Laissons aux journalistes et aux historiens le soin de rappeler le parcours de Jean-Yves Haberer, depuis de brillantes études jusqu’à une éblouissante carrière aux plus hauts postes de la fonction publique, habile dans l’exercice du pouvoir, des réformes économiques et des finances, conseiller du Premier Ministre, à la direction du Trésor, participant à la création du fonds monétaire européen… De de Gaulle et Debré à Pompidou, Giscard, Mitterrand, Chirac (son condisciple à l’ENA), tous firent appel à lui, comme les grands entrepreneurs de l’époque, le monde des investissements industriels, immobiliers, et celui de la banque qu’il domina, jusqu’à chuter avec l’affaire du Crédit Lyonnais. Fin de l’histoire ?

Si on peut retracer les étapes de sa carrière professionnelle, via des livres qu’il publia, sous son vrai nom (ainsi qu’un roman : La fièvre atlantique) chez divers éditeurs, c’est aux Editions des Impressions Nouvelles qu’il livra l’essentiel de sa production, c‘est à Marc Avelot qui avait toute son estime et qu’il appelait fièrement « mon éditeur ». Parurent ainsi des volumes qui retinrent toute notre attention : le Journal d’une graphomanie, la Chronique d’un Journal fleuve, Solipsissimus-Journal de l’année 2007, et sur le thème du vieillissement, Senesco, puis Seneo, tous issus du journal fleuve que le diariste tint durant des décennies. Il en tirait des regroupements thématiques. Lesquels étaient signés Axel Hardivilliers, Antoine Vivaud, comme d’autres productions publiées ou autoéditées voyaient le jour sous divers noms d’emprunt souvent « codés ». Central, œuvre de toute une vie, son journal l’autorisait à de multiples relectures et recompositions, en restant fidèle à lui-même mais sous des angles d’observation variant dans le temps et l’espace, au fil des années et de l’évolution de sa pensée.

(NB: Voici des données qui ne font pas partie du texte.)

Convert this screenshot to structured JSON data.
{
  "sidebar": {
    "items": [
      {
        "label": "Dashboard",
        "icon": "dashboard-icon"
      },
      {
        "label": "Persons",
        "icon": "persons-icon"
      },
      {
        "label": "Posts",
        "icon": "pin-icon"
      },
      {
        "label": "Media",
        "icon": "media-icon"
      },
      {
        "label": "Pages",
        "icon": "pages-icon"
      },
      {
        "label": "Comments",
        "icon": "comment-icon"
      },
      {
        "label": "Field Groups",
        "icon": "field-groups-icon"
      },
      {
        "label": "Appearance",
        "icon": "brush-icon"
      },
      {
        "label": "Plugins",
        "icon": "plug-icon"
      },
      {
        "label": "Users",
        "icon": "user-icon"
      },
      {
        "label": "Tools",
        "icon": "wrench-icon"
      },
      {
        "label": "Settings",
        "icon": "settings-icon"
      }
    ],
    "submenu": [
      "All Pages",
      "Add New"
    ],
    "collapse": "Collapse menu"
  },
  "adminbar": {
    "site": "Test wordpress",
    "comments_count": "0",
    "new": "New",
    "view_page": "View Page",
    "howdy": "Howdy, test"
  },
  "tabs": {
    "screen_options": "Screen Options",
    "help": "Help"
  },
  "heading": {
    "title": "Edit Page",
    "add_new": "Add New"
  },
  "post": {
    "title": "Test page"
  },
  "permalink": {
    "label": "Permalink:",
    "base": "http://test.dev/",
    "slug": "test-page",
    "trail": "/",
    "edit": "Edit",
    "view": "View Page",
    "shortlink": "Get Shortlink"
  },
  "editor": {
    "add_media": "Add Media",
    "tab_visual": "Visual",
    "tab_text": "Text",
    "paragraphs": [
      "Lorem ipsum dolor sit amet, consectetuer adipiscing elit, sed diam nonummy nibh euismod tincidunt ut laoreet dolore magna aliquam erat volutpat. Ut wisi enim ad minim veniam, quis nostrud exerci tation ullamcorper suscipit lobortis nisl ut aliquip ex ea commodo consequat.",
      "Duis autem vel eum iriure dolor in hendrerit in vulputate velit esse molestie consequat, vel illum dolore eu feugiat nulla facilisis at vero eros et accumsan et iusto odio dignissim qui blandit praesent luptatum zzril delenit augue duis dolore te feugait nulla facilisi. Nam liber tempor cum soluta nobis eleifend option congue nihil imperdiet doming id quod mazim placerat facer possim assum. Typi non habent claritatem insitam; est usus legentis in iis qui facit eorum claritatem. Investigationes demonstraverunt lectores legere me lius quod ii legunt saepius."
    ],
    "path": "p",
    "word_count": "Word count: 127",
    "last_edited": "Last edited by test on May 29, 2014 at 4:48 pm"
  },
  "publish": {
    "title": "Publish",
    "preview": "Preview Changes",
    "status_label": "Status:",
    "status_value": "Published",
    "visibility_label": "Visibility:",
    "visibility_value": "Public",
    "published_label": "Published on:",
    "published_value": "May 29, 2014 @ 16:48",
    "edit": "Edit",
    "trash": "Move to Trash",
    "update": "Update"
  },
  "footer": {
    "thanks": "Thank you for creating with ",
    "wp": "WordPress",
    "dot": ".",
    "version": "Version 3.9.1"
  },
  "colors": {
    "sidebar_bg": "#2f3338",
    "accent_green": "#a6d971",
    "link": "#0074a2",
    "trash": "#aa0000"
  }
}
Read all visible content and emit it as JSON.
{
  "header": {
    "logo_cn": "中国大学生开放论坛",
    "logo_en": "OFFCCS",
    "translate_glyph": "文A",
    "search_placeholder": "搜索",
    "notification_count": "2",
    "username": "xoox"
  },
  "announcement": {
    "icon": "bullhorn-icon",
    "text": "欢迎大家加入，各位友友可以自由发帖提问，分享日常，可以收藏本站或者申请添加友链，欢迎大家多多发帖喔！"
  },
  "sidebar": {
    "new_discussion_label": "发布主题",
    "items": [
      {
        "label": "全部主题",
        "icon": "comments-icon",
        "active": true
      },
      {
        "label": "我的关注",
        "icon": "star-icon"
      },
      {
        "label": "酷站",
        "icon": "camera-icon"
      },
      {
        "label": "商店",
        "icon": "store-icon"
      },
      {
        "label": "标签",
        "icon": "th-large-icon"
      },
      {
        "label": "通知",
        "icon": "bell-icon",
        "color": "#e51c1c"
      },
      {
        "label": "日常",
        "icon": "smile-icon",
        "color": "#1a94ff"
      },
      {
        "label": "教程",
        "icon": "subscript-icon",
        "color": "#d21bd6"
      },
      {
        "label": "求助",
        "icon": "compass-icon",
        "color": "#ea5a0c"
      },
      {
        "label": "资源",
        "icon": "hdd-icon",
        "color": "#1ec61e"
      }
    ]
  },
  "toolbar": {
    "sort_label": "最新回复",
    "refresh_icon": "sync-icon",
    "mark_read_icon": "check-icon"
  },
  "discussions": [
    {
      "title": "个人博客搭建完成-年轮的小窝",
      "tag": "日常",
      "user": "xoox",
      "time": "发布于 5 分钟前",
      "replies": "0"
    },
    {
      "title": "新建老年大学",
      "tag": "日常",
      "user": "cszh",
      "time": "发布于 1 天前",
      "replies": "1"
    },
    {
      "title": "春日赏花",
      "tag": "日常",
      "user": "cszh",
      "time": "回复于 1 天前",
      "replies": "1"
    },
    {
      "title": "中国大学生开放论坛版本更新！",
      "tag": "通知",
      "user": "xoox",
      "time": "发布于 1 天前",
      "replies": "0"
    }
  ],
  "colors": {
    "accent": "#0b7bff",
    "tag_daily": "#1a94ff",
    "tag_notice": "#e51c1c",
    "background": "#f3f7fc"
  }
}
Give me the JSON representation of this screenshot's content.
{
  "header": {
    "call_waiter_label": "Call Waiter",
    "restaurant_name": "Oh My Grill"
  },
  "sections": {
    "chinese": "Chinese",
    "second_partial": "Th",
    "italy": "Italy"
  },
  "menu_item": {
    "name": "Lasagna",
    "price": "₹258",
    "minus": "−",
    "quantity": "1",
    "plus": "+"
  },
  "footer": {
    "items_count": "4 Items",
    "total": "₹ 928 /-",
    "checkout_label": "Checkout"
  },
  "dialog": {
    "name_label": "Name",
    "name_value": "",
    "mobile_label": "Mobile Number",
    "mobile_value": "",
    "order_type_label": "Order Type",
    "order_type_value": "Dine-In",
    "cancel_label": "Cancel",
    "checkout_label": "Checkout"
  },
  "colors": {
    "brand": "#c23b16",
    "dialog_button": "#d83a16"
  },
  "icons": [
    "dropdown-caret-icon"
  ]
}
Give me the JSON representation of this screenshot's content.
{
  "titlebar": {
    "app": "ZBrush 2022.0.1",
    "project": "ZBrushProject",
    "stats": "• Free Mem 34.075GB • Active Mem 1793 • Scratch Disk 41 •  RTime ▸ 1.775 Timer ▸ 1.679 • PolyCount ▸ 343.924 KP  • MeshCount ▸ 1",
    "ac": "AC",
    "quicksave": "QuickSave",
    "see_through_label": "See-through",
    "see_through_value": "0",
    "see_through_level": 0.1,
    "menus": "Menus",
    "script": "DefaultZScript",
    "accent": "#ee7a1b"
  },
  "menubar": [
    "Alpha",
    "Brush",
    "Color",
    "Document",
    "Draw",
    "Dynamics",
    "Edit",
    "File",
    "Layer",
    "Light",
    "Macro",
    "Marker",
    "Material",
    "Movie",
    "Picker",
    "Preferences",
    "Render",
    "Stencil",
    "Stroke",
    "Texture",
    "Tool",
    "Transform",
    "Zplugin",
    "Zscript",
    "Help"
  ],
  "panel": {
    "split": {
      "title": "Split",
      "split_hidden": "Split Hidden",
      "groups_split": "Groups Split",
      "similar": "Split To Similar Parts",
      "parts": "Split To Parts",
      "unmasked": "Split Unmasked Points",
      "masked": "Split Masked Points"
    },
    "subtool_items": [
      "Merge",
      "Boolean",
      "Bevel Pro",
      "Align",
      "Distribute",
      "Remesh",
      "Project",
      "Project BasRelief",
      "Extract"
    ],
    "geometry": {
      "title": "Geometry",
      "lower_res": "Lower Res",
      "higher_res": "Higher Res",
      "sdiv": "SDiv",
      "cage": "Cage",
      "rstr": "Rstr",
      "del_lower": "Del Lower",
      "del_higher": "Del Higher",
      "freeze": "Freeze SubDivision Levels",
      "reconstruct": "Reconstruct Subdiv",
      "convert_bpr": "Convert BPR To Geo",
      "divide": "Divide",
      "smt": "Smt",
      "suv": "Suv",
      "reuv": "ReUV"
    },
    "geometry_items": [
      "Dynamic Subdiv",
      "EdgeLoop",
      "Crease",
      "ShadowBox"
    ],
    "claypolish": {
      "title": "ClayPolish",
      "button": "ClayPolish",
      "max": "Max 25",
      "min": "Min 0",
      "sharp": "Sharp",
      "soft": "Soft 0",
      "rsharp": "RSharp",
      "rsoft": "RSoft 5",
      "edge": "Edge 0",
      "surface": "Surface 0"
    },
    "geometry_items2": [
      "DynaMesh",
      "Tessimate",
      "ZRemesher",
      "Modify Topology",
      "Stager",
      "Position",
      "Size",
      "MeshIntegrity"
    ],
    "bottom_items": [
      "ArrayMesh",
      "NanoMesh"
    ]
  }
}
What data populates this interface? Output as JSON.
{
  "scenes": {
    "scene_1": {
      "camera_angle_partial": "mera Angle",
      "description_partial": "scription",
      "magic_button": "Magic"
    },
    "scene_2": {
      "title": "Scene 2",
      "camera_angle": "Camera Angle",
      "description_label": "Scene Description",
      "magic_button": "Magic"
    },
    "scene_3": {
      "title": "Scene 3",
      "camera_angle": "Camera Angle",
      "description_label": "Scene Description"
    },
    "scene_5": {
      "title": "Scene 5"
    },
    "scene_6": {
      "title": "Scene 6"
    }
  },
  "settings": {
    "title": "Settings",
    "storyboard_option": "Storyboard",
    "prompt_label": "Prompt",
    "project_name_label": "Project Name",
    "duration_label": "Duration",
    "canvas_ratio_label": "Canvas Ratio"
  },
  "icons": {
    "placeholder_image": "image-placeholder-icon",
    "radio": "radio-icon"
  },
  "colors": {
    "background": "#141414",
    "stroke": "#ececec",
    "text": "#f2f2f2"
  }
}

Comme il livra ses abondantes archives professionnelles aux institutions concernées, c’est à l’APA qu’il réserva la préservation de celles qui étaient plus intimes. Admirateur du travail de Philippe Lejeune, c’était aussi une manière de continuer de partager une aventure associative qu’il jugeait exceptionnelle, ouvrant à des perspectives d’avenir, ses activités de diariste restées clandestines durant plus de 70 ans. Outre divers écrits, des carnets, ce sont environ 250 cahiers de journal qu’il déposa à la Grenette. Avant de s’en séparer, il me les avait tous montrés, classés et étalés dans sa bibliothèque, les désignant comme « son sarcophage » : ce qui prend tout son sens après sa disparition. Je ne doute pas qu’on y retrouvera les réflexions de ce grand lecteur sur les auteurs tels que Montaigne, Amiel, Stendhal, Jouhandeau et beaucoup d’autres, diaristes, poètes, philosophes… Dans ce journal fleuve, il y aura forcément aussi ce qui a trait à son château de Sélincourt, à ses jardins, à l’art topiaire, à des résidences qu’il aimait (parisienne, en hautes Alpes, haute Loire), aux panoramas et à la marche en montagne, et sans doute, y aborde-t-il des sujets qui échappaient à nos échanges amicaux ordinaires. Loin d’être distant, il aimait échanger avec les apaïstes, aux AG, aux Journées de l’Autobiographie, lors de rencontres particulières, chez lui, dans de bons restaurants ou chez les bouquinistes, et je ne doute pas que nous redécouvrirons dans ses textes sa finesse de jugement, les plaisants cheminements intellectuels d’un homme qui aimait la culture et les belles lettres.